Desirable teacher traits have been described and to be perceived as ‘ideal’ it has been shown that teachers need to adapt their behaviour to the trainee’s learning needs [61]. They ought to be inspiring, supportive and actively involve students [62]. Jeffree and Clarke present ‘ten tips for teaching in the theatre tearoom’ and describe the need for actively engaging the learner. This applies to both children and adults - learning is best when the student actively engages with the subject [63].

When using a tablet a tutor can quickly access pre-prepared materials at the drop of a hat, with little need for any preparation. All too often bedside teaching is delivered on an ad-hoc basis. This may combat the difficulties faced by doctors of balancing growing time pressures with the expectations of producing high quality tutorials at short notice. The use of apps at the bedside can allow a teacher to become more versatile, and access a broad spectrum of teaching aids. Cloud sharing platforms also allow tutors to email documents to students easily which may compliment a tutorial and negate the need for students to carry notebooks on the ward - encouraging more active participation than furiously writing down all the tutor has to say.

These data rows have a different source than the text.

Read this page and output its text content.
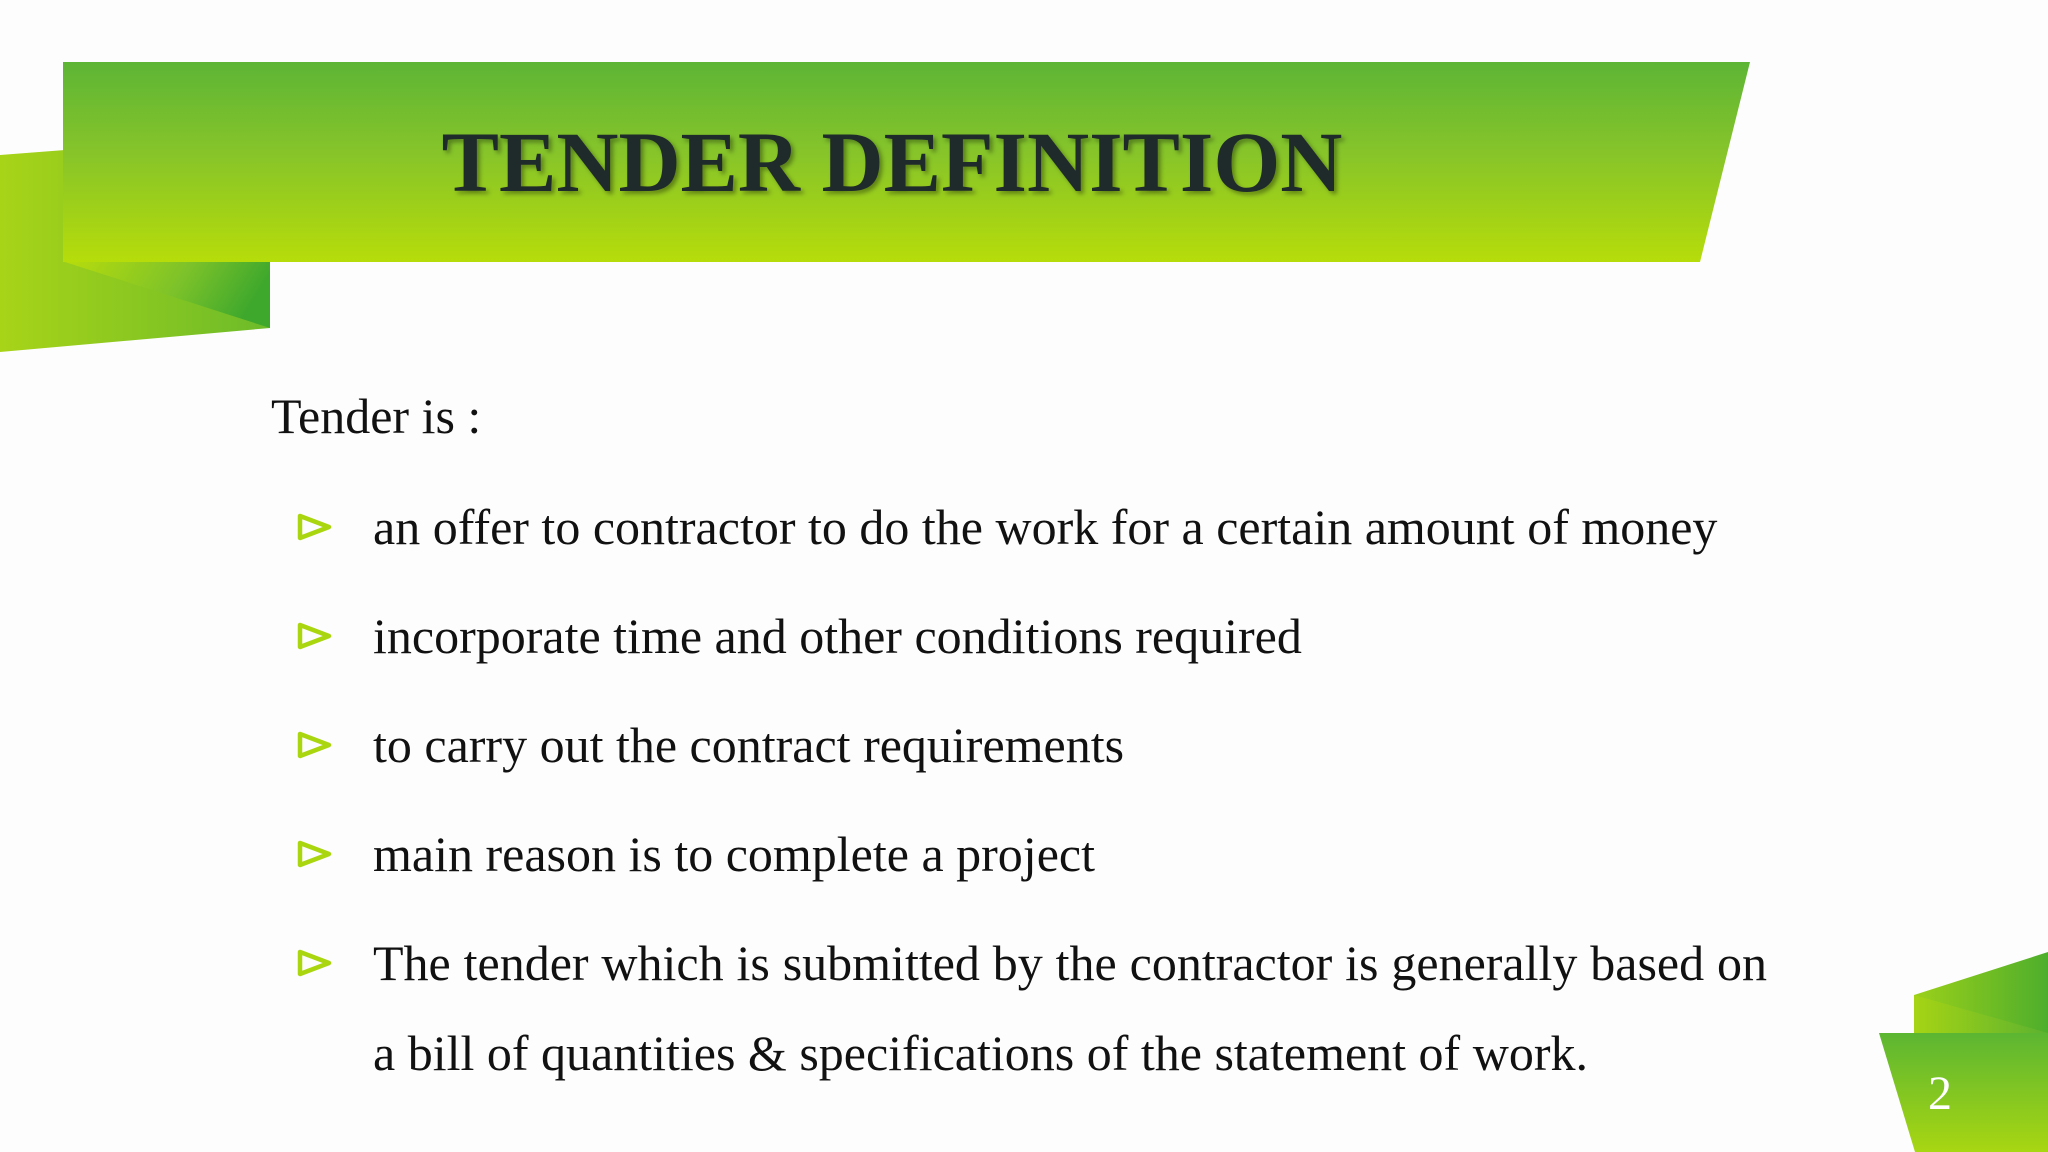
TENDER DEFINITION
Tender is :
an offer to contractor to do the work for a certain amount of money
incorporate time and other conditions required
to carry out the contract requirements
main reason is to complete a project
The tender which is submitted by the contractor is generally based on a bill of quantities & specifications of the statement of work.
2
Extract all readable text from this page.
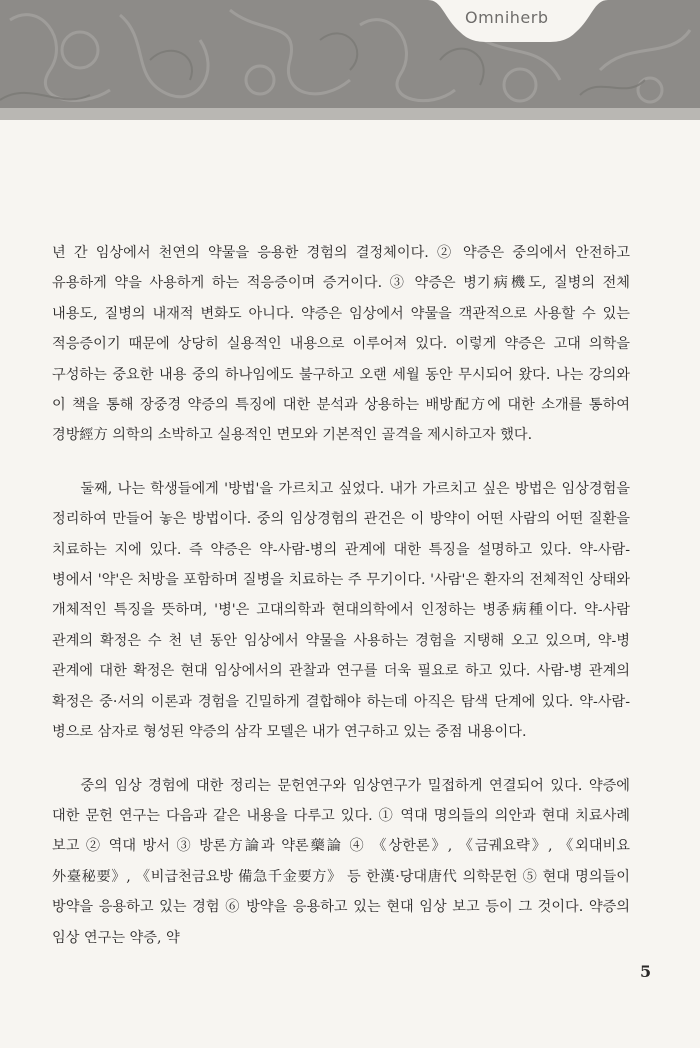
Omniherb

년 간 임상에서 천연의 약물을 응용한 경험의 결정체이다. ② 약증은 중의에서 안전하고 유용하게 약을 사용하게 하는 적응증이며 증거이다. ③ 약증은 병기病機도, 질병의 전체 내용도, 질병의 내재적 변화도 아니다. 약증은 임상에서 약물을 객관적으로 사용할 수 있는 적응증이기 때문에 상당히 실용적인 내용으로 이루어져 있다. 이렇게 약증은 고대 의학을 구성하는 중요한 내용 중의 하나임에도 불구하고 오랜 세월 동안 무시되어 왔다. 나는 강의와 이 책을 통해 장중경 약증의 특징에 대한 분석과 상용하는 배방配方에 대한 소개를 통하여 경방經方 의학의 소박하고 실용적인 면모와 기본적인 골격을 제시하고자 했다.

둘째, 나는 학생들에게 '방법'을 가르치고 싶었다. 내가 가르치고 싶은 방법은 임상경험을 정리하여 만들어 놓은 방법이다. 중의 임상경험의 관건은 이 방약이 어떤 사람의 어떤 질환을 치료하는 지에 있다. 즉 약증은 약-사람-병의 관계에 대한 특징을 설명하고 있다. 약-사람-병에서 '약'은 처방을 포함하며 질병을 치료하는 주 무기이다. '사람'은 환자의 전체적인 상태와 개체적인 특징을 뜻하며, '병'은 고대의학과 현대의학에서 인정하는 병종病種이다. 약-사람 관계의 확정은 수 천 년 동안 임상에서 약물을 사용하는 경험을 지탱해 오고 있으며, 약-병 관계에 대한 확정은 현대 임상에서의 관찰과 연구를 더욱 필요로 하고 있다. 사람-병 관계의 확정은 중·서의 이론과 경험을 긴밀하게 결합해야 하는데 아직은 탐색 단계에 있다. 약-사람-병으로 삼자로 형성된 약증의 삼각 모델은 내가 연구하고 있는 중점 내용이다.

중의 임상 경험에 대한 정리는 문헌연구와 임상연구가 밀접하게 연결되어 있다. 약증에 대한 문헌 연구는 다음과 같은 내용을 다루고 있다. ① 역대 명의들의 의안과 현대 치료사례 보고 ② 역대 방서 ③ 방론方論과 약론藥論 ④ 《상한론》, 《금궤요략》, 《외대비요 外臺秘要》, 《비급천금요방 備急千金要方》 등 한漢·당대唐代 의학문헌 ⑤ 현대 명의들이 방약을 응용하고 있는 경험 ⑥ 방약을 응용하고 있는 현대 임상 보고 등이 그 것이다. 약증의 임상 연구는 약증, 약

5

Bedside teaching creates an interactive environment for students to learn whilst emphasising the culture of patient-centered care. With this teaching method in decline it is important to consider the ways in which this technique can be revitalised. The use of a tablet or smartphone with various applications can rejuvenate this style of teaching to benefit both the student and the patient, with a multitude of medical references readily available. Multimedia, including visual and audio format also complements the various types of learning styles that students and patients may have. Care is needed though to select which apps are used ensuring they are accredited.


The authors confirm that this article content has no conflict of interest.


I would like to personally thank Mr Daniel Jordan for all his generous efforts and support in the creation of this review.